Advanced techniques for high performance query optimization in database systems
Abstract (summary)
Current query optimizers employ many sources of information about the database to optimize queries. Statistics and integrity constraints—primary key and foreign key constraints in particular—have long played a role in the optimizer. Strategies that exploit constraints have been seen to offer good improvement for query evaluation. A problem, however, is that often the “constraints” that would be useful for optimization for a given database are not explicitly available for the optimizer.
In this dissertation we investigate how to discover useful constraint-like characterizations of large data sets via data mining. Specifically, we propose join holes as a new way for characterizing data values for multiple attributes. An efficient and scalable algorithm is presented for identifying all maximal join holes over large data sets. We explore the applications of join holes for query optimization in two areas: query rewrite and join size estimation. We propose SIEQE, a new statistic built over non base tables by means of join holes for cardinality prediction. The proposed techniques extend the functionalities of current query optimizers and provide better estimation of cardinality for join queries in an efficient way.
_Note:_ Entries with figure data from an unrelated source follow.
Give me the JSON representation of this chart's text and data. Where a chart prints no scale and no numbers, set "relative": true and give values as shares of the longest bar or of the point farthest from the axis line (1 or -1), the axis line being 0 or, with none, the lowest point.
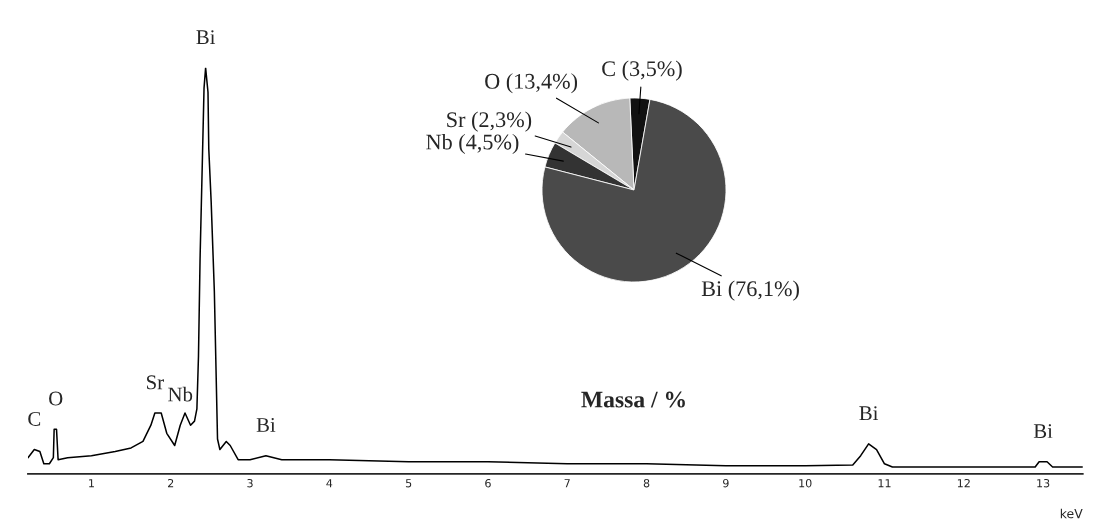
{
  "chart_data": [
    {
      "type": "line",
      "relative": true,
      "xlabel": "keV",
      "xlim": [
        0.2,
        13.5
      ],
      "xticks": [
        1,
        2,
        3,
        4,
        5,
        6,
        7,
        8,
        9,
        10,
        11,
        12,
        13
      ],
      "grid": false,
      "legend": false,
      "x": [
        0.2,
        0.28,
        0.35,
        0.4,
        0.47,
        0.52,
        0.53,
        0.56,
        0.58,
        0.7,
        1.0,
        1.3,
        1.5,
        1.65,
        1.75,
        1.8,
        1.88,
        1.95,
        2.05,
        2.12,
        2.18,
        2.25,
        2.3,
        2.33,
        2.35,
        2.37,
        2.4,
        2.42,
        2.44,
        2.47,
        2.48,
        2.51,
        2.55,
        2.59,
        2.62,
        2.7,
        2.75,
        2.85,
        3.0,
        3.2,
        3.4,
        4.0,
        5.0,
        6.0,
        7.0,
        8.0,
        9.0,
        10.0,
        10.6,
        10.7,
        10.8,
        10.9,
        11.0,
        11.1,
        12.0,
        12.9,
        12.95,
        13.05,
        13.12,
        13.5
      ],
      "series": [
        {
          "color": "#000000",
          "values": [
            0.04,
            0.06,
            0.055,
            0.025,
            0.025,
            0.04,
            0.11,
            0.11,
            0.035,
            0.04,
            0.045,
            0.055,
            0.064,
            0.08,
            0.12,
            0.15,
            0.15,
            0.1,
            0.07,
            0.12,
            0.15,
            0.12,
            0.13,
            0.16,
            0.29,
            0.53,
            0.78,
            0.95,
            1.0,
            0.94,
            0.8,
            0.67,
            0.45,
            0.086,
            0.06,
            0.08,
            0.07,
            0.035,
            0.035,
            0.045,
            0.035,
            0.035,
            0.03,
            0.03,
            0.025,
            0.025,
            0.02,
            0.02,
            0.022,
            0.045,
            0.074,
            0.06,
            0.025,
            0.017,
            0.017,
            0.017,
            0.03,
            0.03,
            0.017,
            0.017
          ]
        }
      ],
      "annotations": [
        {
          "text": "C",
          "x": 0.28,
          "y": 0.06
        },
        {
          "text": "O",
          "x": 0.55,
          "y": 0.11
        },
        {
          "text": "Sr",
          "x": 1.8,
          "y": 0.15
        },
        {
          "text": "Nb",
          "x": 2.12,
          "y": 0.12
        },
        {
          "text": "Bi",
          "x": 2.44,
          "y": 1.0
        },
        {
          "text": "Bi",
          "x": 3.2,
          "y": 0.045
        },
        {
          "text": "Bi",
          "x": 10.8,
          "y": 0.074
        },
        {
          "text": "Bi",
          "x": 13.0,
          "y": 0.03
        }
      ]
    },
    {
      "type": "pie",
      "title": "Massa / %",
      "categories": [
        "C (3,5%)",
        "O (13,4%)",
        "Sr (2,3%)",
        "Nb (4,5%)",
        "Bi (76,1%)"
      ],
      "values": [
        3.5,
        13.4,
        2.3,
        4.5,
        76.1
      ],
      "colors": [
        "#111111",
        "#b8b8b8",
        "#d6d6d6",
        "#333333",
        "#4a4a4a"
      ]
    }
  ]
}
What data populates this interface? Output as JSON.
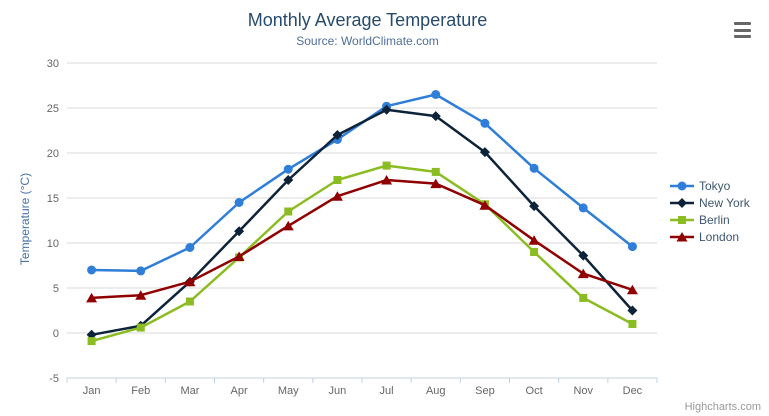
{
  "header": {
    "title": "Monthly Average Temperature",
    "subtitle": "Source: WorldClimate.com"
  },
  "export_menu": {
    "icon": "hamburger-icon"
  },
  "credit": "Highcharts.com",
  "chart_data": {
    "type": "line",
    "title": "Monthly Average Temperature",
    "subtitle": "Source: WorldClimate.com",
    "xlabel": "",
    "ylabel": "Temperature (°C)",
    "ylim": [
      -5,
      30
    ],
    "yticks": [
      -5,
      0,
      5,
      10,
      15,
      20,
      25,
      30
    ],
    "grid": true,
    "legend_position": "right",
    "categories": [
      "Jan",
      "Feb",
      "Mar",
      "Apr",
      "May",
      "Jun",
      "Jul",
      "Aug",
      "Sep",
      "Oct",
      "Nov",
      "Dec"
    ],
    "series": [
      {
        "name": "Tokyo",
        "color": "#2f7ed8",
        "marker": "circle",
        "values": [
          7.0,
          6.9,
          9.5,
          14.5,
          18.2,
          21.5,
          25.2,
          26.5,
          23.3,
          18.3,
          13.9,
          9.6
        ]
      },
      {
        "name": "New York",
        "color": "#0d233a",
        "marker": "diamond",
        "values": [
          -0.2,
          0.8,
          5.7,
          11.3,
          17.0,
          22.0,
          24.8,
          24.1,
          20.1,
          14.1,
          8.6,
          2.5
        ]
      },
      {
        "name": "Berlin",
        "color": "#8bbc21",
        "marker": "square",
        "values": [
          -0.9,
          0.6,
          3.5,
          8.4,
          13.5,
          17.0,
          18.6,
          17.9,
          14.3,
          9.0,
          3.9,
          1.0
        ]
      },
      {
        "name": "London",
        "color": "#910000",
        "marker": "triangle",
        "values": [
          3.9,
          4.2,
          5.7,
          8.5,
          11.9,
          15.2,
          17.0,
          16.6,
          14.2,
          10.3,
          6.6,
          4.8
        ]
      }
    ],
    "axis_colors": {
      "grid_line": "#d8d8d8",
      "axis_line": "#c0d0e0",
      "tick": "#c0d0e0",
      "label": "#666666"
    }
  }
}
Database systems nowadays make use of materialized views for the efficiency of query evaluation. Determining which views to materialize, however, is a non-trivial task. We address the view selection problem in this dissertation by presenting an algorithm to automatically recommend vew to materialize for given workload queries. Our work in this area has been implemented in latest DB2 product which demonstrated significant improvement.
Skyline is a proposed query operator that could be useful in expressing preference queries. Computing skyline queries expressed in standard SQL statements would be cumbersome and expensive with current database optimization. We address this by developing sort-filter-skyline, an efficient algorithm that is well-behaved in a relational context, and is easily accommodated by the query optimizer.